Bilateral laryngeal paralysis associated with hepatopathy
Hepatopathy is a common cause of bilateral laryngeal paralysis, particularly in ponies. Affected horses are typically presented for investigation of suspected primary URT obstruction because of the inspiratory stridor. Endoscopy reveals total bilateral paralysis, with passive adduction of arytenoids towards the midline during inspiration. Laryngeal dysfunction may be temporary, resolving with restoration of hepatic function. The pathogenesis is unknown, but likely reflects neuromuscular dysfunction. Histopathological lesions not have been identified in laryngeal muscles, recurrent laryngeal nerve or other peripheral nerves of affected horses.
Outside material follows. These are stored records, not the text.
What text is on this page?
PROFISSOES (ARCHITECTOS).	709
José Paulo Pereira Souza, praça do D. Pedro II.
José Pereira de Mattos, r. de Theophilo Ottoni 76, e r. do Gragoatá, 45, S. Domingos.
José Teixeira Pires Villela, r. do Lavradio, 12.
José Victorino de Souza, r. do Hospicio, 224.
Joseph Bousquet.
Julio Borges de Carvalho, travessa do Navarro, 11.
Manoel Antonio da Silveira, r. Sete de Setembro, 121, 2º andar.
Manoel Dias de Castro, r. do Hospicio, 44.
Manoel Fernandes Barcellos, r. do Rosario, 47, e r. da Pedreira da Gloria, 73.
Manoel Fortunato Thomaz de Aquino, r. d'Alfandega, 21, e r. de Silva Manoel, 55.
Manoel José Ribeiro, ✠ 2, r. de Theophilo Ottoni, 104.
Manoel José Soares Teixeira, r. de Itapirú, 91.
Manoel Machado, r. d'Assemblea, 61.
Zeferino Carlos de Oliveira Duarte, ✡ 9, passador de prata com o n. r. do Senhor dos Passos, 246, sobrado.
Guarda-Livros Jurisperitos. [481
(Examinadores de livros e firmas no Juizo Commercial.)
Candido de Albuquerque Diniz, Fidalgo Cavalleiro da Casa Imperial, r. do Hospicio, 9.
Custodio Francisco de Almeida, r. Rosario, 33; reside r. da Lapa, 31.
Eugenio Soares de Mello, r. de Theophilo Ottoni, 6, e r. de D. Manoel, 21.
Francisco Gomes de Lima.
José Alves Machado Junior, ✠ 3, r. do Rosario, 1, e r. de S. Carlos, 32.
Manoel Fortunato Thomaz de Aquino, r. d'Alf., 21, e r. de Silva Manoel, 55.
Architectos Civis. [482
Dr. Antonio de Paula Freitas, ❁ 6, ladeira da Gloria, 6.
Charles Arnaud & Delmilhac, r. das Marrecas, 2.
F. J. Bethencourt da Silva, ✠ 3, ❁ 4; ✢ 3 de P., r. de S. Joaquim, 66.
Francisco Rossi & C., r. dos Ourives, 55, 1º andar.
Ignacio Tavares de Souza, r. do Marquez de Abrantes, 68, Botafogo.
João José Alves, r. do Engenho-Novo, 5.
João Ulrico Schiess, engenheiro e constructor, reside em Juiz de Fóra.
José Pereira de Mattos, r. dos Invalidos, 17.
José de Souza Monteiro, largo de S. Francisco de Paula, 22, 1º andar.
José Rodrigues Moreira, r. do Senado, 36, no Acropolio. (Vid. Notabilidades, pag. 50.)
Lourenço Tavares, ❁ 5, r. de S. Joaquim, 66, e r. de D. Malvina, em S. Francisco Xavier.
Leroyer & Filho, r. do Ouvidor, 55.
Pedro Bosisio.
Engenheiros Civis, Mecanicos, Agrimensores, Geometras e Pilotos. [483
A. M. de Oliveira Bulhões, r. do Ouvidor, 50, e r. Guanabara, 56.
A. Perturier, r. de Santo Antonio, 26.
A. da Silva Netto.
Post-anaesthesia laryngeal paresis
Unilateral or bilateral, total laryngeal paralysis is a rare, but potentially rapidly fatal complication occurring during recovery from general anaesthesia. Proposed predisposing factors include dorsal recumbency with neck hyperextension, dependent head position, pre-existing recurrent laryngeal neuropathy (RLN), large body size, prolonged duration of anaesthesia, hypotension, hypoventilation, hypoxaemia, post-anaesthetic myopathy and laryngeal dysfunction associated with xylazine administration. Excessive extension of the head and neck may cause hypoxic injury to the recurrent laryngeal nerve by occluding the vasa nervorum, or less likely neural stretch injury. Alternatively, nerve injury may reflect compression of the recurrent laryngeal nerve between the endotracheal tube and the vertebrae. Affected horses develop an acute-onset, life-threatening laryngeal obstruction, with inspiratory dyspnoea, stridor and cyanosis. Extreme distress makes them difficult and dangerous to handle, and the condition can be rapidly fatal. Laryngeal obstruction is usually noted immediately following extubation, when the horse is encouraged to stand during recovery, or during vocalization when the horse is walking to the stall following recovery. Treatments include emergency tracheal reintubation via oral or nasal cavities, placement of a temporary tracheostomy tube, supplemental intranasal oxygen, and anti-inflammatory drugs. Pulmonary oedema/haemorrhage may develop despite prompt restoration of a patent airway. Horses which survive the acute obstruction have variable recovery of laryngeal function; some horses show complete resolution within 24h, while others have permanent laryngeal dysfunction. Neck hyperextension during anaesthesia should be avoided and an emergency tracheostomy kit should be available when recovering horses.